FDG-PET/CT revealed more extensive disease in 40% of cases and less extensive disease in 18% of patients. In 32% of cases, the results were similar; the other 10% were lost to follow-up.
The FDG-PET/CT results changed the clinical management of 68% of patients. PET imaging negated the need for biopsy in 21% of patients, avoided additional imaging in 21%, and changed the diagnosis from organ-confined to metastatic disease in 19% of patients.

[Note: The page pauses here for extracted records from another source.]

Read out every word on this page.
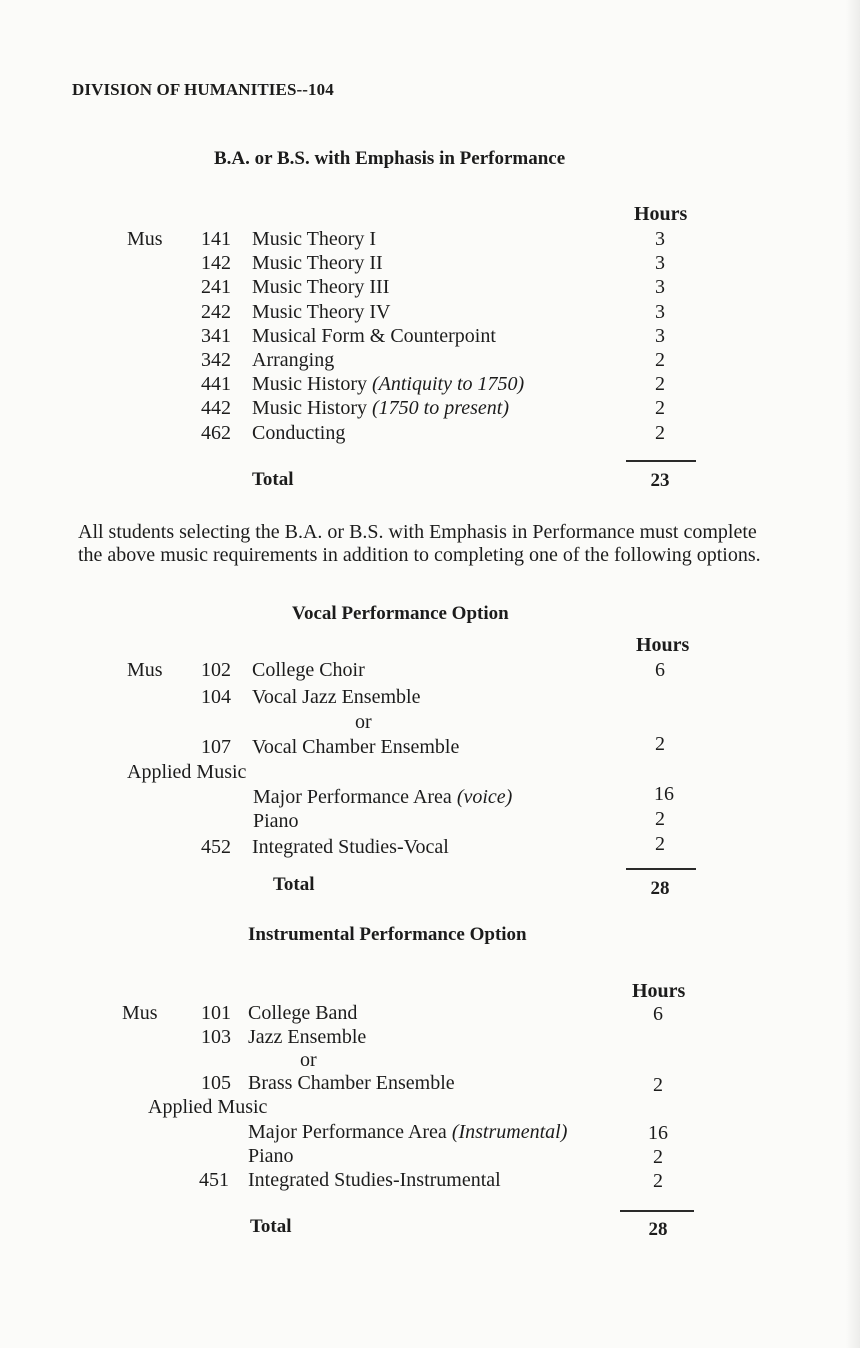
DIVISION OF HUMANITIES--104
B.A. or B.S. with Emphasis in Performance
Hours
Mus 141 Music Theory I	3
142 Music Theory II	3
241 Music Theory III	3
242 Music Theory IV	3
341 Musical Form & Counterpoint	3
342 Arranging	2
441 Music History (Antiquity to 1750)	2
442 Music History (1750 to present)	2
462 Conducting	2
Total	23
All students selecting the B.A. or B.S. with Emphasis in Performance must complete the above music requirements in addition to completing one of the following options.
Vocal Performance Option
Hours
Mus 102 College Choir	6
104 Vocal Jazz Ensemble
or
107 Vocal Chamber Ensemble	2
Applied Music
Major Performance Area (voice)	16
Piano	2
452 Integrated Studies-Vocal	2
Total	28
Instrumental Performance Option
Hours
Mus 101 College Band	6
103 Jazz Ensemble
or
105 Brass Chamber Ensemble	2
Applied Music
Major Performance Area (Instrumental)	16
Piano	2
451 Integrated Studies-Instrumental	2
Total	28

In 6% of cases, the initial plans for surveillance were changed to active treatment based on the FDG-PET/CT results. One patient, who had been scheduled for local radiation therapy, instead underwent systemic chemotherapy for more advanced disease based on the PET results.
Cost a Big Issue
While the afternoon session ran over, leaving no time for a formal question-and-answer period, about 20 oncologists patiently waited to ask Dr. Apolo questions afterward. The subject of most of the questions: The cost of the procedure, she said.
“It's a big issue, as Medicare, Medicaid, and other insurers are not yet covering FDG-PET/CT for bladder cancer,” Dr. Apolo said, adding that the scans cost about $3,000 to $5,000.
Howard M. Sandler, MD, Chair of the Department of Radiation Oncology at the Samuel Oschin Comprehensive Cancer Institute at Cedars-Sinai Medical Center, said that he hopes the study results encourage more insurance companies to cover the cost of FDG-PET for bladder cancer when appropriate.
“PET scans have been carefully regulated by payors to make sure they are used only when needed,” he said. “This abstract provides a reason to order FDG-PET for bladder cancer patients. It shows there is a strong benefit to PET/CT and that it can have a clinical impact on patient management.”